Easy Voice Toolkit is a user-friendly, locally deployable AI audio processing suite for voice recognition, transcription, and conversion. It targets users who need an integrated workflow for audio manipulation, from raw files to speech models, with a focus on voice conversion.
How It Works
The toolkit integrates several open-source projects, including audio-slicer, VoiceprintRecognition, whisper, and GPT-SoVITS. It provides a modular approach, allowing users to select specific tools or chain them for a complete voice conversion workflow.
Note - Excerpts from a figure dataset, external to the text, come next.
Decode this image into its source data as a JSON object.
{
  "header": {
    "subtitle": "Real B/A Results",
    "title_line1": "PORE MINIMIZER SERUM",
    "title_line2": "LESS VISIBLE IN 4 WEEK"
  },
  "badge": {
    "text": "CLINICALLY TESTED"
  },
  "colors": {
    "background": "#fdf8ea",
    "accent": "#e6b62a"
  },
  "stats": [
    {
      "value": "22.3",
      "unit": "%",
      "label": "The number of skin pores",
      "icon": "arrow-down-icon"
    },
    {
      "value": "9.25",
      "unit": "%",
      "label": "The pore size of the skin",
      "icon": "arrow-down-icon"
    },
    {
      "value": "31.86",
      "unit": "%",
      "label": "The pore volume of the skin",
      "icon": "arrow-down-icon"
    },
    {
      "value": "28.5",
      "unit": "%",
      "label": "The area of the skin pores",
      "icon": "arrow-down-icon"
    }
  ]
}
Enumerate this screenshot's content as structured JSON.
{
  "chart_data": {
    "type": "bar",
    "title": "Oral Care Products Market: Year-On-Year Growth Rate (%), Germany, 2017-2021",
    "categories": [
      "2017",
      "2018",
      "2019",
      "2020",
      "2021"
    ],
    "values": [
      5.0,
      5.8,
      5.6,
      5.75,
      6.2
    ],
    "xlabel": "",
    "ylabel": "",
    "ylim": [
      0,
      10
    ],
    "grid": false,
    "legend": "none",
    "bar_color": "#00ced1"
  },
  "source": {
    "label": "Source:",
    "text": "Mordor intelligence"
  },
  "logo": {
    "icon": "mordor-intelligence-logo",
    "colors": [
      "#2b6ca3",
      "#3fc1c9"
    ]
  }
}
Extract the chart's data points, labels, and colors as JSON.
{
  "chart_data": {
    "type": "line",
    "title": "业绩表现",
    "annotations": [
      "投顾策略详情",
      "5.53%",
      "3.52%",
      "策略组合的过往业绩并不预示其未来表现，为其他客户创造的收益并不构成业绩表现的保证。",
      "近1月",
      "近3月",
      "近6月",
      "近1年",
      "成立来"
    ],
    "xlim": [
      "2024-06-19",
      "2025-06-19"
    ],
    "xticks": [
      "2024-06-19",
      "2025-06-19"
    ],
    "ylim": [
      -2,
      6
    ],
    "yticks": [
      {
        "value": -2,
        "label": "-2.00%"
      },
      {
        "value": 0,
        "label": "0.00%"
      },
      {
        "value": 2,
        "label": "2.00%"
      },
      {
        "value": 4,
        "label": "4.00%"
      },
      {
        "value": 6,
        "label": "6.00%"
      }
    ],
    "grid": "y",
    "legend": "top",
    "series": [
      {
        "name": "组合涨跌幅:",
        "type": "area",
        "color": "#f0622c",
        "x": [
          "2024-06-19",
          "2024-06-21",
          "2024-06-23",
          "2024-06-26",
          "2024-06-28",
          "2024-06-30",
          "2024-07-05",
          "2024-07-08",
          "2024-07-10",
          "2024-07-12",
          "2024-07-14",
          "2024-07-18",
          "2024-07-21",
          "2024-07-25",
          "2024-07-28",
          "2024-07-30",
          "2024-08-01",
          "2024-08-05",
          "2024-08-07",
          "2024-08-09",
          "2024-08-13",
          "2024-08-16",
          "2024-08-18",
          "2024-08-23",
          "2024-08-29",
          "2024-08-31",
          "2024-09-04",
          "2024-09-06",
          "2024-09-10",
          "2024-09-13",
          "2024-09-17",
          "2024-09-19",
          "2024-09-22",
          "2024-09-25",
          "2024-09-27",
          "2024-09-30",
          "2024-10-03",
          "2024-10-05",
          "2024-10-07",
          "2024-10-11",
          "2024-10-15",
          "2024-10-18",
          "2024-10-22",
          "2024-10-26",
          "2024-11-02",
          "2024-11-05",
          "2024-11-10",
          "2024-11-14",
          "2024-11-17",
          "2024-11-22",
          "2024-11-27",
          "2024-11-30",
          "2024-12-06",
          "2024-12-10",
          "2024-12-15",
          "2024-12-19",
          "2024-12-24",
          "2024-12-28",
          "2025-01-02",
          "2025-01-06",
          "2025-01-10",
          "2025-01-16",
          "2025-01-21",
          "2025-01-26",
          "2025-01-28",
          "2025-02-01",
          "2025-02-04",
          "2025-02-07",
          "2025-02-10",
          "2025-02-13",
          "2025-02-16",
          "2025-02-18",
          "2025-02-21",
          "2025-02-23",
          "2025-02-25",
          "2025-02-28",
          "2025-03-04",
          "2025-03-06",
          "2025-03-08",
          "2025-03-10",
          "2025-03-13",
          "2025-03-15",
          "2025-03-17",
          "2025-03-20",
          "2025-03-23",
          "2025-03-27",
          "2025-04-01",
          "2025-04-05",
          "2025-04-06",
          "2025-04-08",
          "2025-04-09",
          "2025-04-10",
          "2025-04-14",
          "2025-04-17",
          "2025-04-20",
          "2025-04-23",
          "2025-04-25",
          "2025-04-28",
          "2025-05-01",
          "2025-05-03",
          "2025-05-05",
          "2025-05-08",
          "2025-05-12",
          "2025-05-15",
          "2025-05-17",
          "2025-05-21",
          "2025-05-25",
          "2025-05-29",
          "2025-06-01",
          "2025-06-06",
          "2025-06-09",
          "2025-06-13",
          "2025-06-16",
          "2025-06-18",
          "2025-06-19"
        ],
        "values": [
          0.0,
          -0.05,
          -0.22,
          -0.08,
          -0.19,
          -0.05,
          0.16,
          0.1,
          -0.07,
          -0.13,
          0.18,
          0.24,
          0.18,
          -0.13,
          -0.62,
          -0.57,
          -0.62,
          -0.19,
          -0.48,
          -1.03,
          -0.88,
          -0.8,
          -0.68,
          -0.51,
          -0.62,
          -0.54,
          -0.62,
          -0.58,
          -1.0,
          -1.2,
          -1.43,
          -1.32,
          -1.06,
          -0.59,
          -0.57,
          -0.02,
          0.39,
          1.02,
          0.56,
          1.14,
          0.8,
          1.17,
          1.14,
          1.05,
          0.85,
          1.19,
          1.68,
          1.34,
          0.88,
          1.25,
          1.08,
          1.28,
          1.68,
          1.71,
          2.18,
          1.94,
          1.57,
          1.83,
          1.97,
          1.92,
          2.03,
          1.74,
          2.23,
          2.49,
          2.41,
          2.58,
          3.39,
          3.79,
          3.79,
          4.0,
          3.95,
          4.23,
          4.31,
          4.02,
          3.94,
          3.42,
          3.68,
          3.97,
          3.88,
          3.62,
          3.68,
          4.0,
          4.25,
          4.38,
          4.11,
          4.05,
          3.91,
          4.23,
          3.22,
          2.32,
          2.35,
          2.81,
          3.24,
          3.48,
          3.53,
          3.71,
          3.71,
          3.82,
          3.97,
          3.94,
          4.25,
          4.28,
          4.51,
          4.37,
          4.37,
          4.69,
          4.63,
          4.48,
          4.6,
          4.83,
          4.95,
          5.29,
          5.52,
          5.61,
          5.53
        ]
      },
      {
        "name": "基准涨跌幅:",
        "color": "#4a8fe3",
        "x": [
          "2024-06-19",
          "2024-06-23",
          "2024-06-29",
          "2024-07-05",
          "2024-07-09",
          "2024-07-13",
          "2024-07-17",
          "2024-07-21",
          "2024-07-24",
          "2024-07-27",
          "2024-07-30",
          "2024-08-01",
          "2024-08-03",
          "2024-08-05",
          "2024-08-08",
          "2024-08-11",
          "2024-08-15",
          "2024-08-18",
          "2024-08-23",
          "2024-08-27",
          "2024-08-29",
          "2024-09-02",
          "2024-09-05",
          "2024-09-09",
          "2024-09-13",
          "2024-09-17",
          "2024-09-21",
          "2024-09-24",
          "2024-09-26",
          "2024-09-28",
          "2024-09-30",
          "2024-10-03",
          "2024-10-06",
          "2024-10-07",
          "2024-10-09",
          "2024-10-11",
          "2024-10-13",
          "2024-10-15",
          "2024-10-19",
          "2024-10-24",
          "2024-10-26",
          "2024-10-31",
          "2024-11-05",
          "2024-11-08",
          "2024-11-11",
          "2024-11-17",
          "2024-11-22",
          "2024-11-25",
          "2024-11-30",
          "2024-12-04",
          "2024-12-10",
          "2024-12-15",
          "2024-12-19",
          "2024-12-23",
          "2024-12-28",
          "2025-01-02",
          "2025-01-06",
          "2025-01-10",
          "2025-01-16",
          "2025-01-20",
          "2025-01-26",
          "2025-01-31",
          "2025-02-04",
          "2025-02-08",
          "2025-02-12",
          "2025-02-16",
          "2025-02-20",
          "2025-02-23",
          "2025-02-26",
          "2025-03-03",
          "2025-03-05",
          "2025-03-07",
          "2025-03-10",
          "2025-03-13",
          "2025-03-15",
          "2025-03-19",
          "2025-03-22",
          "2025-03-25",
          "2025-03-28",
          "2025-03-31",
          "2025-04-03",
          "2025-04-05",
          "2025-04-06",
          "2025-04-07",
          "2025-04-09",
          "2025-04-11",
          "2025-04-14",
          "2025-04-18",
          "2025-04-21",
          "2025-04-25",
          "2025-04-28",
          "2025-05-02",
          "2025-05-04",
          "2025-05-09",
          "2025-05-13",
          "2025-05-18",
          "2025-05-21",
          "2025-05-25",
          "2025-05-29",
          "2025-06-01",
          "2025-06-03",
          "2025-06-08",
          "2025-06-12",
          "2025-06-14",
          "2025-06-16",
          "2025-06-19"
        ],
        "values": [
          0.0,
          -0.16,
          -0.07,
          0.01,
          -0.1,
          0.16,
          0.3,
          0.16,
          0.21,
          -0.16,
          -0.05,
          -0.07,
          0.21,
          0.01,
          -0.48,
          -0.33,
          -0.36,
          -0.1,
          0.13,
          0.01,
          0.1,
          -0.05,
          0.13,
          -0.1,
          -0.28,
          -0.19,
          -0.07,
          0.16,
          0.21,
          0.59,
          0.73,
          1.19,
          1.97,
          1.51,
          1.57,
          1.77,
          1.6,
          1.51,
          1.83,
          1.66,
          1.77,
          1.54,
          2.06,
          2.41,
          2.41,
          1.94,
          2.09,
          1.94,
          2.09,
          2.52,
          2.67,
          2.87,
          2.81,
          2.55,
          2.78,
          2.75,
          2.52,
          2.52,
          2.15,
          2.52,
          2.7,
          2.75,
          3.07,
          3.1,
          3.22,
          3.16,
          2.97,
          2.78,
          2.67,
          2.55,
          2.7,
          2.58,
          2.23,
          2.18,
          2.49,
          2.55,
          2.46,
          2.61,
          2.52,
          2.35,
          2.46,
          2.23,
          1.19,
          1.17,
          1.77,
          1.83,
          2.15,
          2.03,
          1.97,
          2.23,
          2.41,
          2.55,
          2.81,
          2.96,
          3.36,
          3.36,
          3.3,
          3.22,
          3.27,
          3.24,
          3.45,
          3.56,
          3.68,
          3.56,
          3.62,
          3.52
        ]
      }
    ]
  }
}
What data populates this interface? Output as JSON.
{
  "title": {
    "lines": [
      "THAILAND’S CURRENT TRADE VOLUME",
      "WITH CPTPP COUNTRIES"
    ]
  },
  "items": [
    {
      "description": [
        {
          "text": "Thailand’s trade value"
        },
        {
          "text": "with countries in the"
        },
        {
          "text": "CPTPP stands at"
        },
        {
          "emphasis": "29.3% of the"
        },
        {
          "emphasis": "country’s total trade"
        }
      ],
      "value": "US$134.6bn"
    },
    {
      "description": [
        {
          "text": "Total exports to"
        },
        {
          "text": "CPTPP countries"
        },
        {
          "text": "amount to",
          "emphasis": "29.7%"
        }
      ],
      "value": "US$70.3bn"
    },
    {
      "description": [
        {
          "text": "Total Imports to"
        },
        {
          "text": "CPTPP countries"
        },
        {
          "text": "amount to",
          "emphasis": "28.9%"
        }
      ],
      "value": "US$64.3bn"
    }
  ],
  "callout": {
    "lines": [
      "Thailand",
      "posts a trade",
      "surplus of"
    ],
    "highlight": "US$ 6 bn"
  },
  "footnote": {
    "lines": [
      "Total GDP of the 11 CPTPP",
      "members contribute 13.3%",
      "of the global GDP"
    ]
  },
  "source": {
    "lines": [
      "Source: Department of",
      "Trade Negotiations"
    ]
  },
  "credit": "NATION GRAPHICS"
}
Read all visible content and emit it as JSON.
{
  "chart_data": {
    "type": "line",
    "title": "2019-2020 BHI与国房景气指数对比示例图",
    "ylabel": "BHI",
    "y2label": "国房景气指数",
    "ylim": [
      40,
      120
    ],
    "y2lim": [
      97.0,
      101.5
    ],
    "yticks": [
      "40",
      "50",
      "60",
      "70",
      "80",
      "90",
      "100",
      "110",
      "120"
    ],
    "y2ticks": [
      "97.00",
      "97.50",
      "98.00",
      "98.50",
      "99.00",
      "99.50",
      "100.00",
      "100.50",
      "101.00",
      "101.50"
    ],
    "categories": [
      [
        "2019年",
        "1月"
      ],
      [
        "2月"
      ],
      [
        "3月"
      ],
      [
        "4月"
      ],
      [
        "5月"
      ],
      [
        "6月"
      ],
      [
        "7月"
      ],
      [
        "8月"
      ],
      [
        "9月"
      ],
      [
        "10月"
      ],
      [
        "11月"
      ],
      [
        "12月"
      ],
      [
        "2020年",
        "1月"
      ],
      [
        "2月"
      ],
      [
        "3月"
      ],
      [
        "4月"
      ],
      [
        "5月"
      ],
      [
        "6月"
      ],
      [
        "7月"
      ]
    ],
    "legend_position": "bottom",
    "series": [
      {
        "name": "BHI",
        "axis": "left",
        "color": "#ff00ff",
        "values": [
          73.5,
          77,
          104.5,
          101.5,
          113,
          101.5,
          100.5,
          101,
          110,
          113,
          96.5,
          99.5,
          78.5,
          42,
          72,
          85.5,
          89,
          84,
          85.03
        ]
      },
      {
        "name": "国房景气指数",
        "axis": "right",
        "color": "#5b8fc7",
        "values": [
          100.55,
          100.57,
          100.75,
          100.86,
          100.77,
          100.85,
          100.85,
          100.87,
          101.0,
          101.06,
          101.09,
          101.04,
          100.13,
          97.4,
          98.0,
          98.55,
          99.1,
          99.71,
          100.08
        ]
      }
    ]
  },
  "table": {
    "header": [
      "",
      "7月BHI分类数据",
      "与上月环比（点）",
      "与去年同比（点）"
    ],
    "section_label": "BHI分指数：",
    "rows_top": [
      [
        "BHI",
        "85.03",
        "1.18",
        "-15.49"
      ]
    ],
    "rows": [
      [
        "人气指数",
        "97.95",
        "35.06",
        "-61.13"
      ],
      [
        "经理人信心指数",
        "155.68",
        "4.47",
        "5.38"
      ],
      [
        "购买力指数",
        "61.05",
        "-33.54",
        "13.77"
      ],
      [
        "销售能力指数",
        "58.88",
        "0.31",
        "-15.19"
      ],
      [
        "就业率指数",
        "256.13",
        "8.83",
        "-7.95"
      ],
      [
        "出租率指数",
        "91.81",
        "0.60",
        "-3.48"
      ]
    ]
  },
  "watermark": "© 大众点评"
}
This architecture facilitates a gradual transformation of audio files into speech models.
Quick Start & Requirements
- Installation: Clone the repository with submodules (
git clone --recurse-submodules
) and install dependencies using pip install -r requirements.txt
.
- Prerequisites: Python 3.8+, PyTorch (with CUDA 11.8 example provided).
- System: Currently supports Windows only.
- Resources: A "Ready-to-use portable package" is available for easier setup, containing all dependencies and models.
- Demo: Google Colab demo available.
Highlighted Details
- Supports Chinese, English, and Japanese for most functions.
- Includes tools for audio processing, voice recognition, transcription, dataset creation, model training, and voice conversion.
- Offers both lightweight installer and a large, ready-to-use portable package.
- Future features include LLM integration and a C++ (Qt) client refactor.
Maintenance & Community
- Active development indicated by "WIP" for backend development.
- Contact details provided for feedback and suggestions.
Licensing & Compatibility
- The project is free and open-source ("Natürlich~♪").
- Users are responsible for dataset authorization.
- Distribution or public sharing requires attribution to the original author and source.
- Not intended for production environments.
Limitations & Caveats
- Currently limited to Windows OS.
- Users must manage dataset authorization and are solely responsible for any infringement issues.
- Distribution terms require clear indication of voice changing usage and input source details.